Fringe Review Metro, 9th August, 2002

Laughter is a personal business, writes Dominic Maxwell. So it’s in the interests of offering a balanced view that I report that Count Arthur Strong’s Forgotten Egypt is a work of comic genius, Britain’s greatest contribution to world culture since cat’s eyes or The Beatles – and also that Count Arthur tends to leave some of his audience stone-temple cold.

There are no concessions to the audience – you either get it or you don’t. But this is surely the most fully formed comic character since Alan Partridge: a creaky, ill-tempered actor with a booze problem, poor syntax, delusions of grandeur and an on-off relationship with reality.

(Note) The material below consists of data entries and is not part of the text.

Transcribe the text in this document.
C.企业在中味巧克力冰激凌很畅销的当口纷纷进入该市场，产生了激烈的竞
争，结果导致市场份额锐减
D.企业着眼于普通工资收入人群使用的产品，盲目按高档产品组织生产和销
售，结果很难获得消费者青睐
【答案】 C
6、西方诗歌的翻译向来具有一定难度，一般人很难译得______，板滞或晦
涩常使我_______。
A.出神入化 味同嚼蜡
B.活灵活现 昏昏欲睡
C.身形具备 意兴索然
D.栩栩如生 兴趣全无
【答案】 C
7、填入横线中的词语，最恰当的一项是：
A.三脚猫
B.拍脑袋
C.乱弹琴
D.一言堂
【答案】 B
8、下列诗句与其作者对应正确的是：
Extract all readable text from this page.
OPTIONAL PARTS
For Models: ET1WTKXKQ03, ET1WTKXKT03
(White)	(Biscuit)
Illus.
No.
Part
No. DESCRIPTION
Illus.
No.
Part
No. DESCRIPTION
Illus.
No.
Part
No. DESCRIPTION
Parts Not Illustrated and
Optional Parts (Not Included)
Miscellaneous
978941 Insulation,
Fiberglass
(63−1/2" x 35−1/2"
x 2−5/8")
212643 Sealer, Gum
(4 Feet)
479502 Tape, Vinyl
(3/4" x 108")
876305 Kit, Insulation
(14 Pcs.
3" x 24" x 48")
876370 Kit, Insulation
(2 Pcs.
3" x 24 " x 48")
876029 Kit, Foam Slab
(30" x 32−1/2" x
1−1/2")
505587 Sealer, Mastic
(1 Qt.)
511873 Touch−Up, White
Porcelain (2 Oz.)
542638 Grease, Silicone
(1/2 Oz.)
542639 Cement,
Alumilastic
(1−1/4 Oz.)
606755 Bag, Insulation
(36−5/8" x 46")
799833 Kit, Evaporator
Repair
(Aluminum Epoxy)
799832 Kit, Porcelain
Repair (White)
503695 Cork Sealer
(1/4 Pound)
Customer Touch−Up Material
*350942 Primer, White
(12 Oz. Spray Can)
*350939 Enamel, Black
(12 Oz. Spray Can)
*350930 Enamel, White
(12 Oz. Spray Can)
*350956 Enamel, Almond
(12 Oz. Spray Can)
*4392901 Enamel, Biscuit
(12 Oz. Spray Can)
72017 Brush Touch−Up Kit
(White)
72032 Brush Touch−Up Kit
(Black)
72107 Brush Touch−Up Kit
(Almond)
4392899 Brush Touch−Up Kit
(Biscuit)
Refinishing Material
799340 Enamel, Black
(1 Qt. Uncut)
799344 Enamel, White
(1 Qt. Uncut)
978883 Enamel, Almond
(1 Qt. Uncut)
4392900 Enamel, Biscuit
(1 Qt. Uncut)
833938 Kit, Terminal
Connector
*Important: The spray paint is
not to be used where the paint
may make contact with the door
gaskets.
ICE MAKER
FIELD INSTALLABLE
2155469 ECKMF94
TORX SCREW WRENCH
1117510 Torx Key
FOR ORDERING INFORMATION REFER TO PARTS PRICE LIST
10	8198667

No light is shed on Count Arthur’s precarious psychological state, nor should it be – it is this opacity that gives the act its charge.

Steve Delaney is literally possessed by his character, performing at an extraordinary depth of characterisation as he bakes falafels, bawls out his sound girl, valiantly struggles to articulate the word ‘articulation’.

Forgotten Egypt offers a thrilling but accessible sense of the bizarre, rooted in entertainment culture and some incredibly funny set-pieces.

It reprises a little of his equally brilliant previous show (with comic Terry Titter) You Ain’t Seen Nothing Yet, but with at least two new Count Arthur classics: the Rex Harrison medley and the routine with Little Tiny King Tut, the mummified ventriloquist’s doll.

It’s too idiosyncratic to be perfect, but who cares. This is the real deal, comedy in thrall to nothing except its own glorious inventiveness.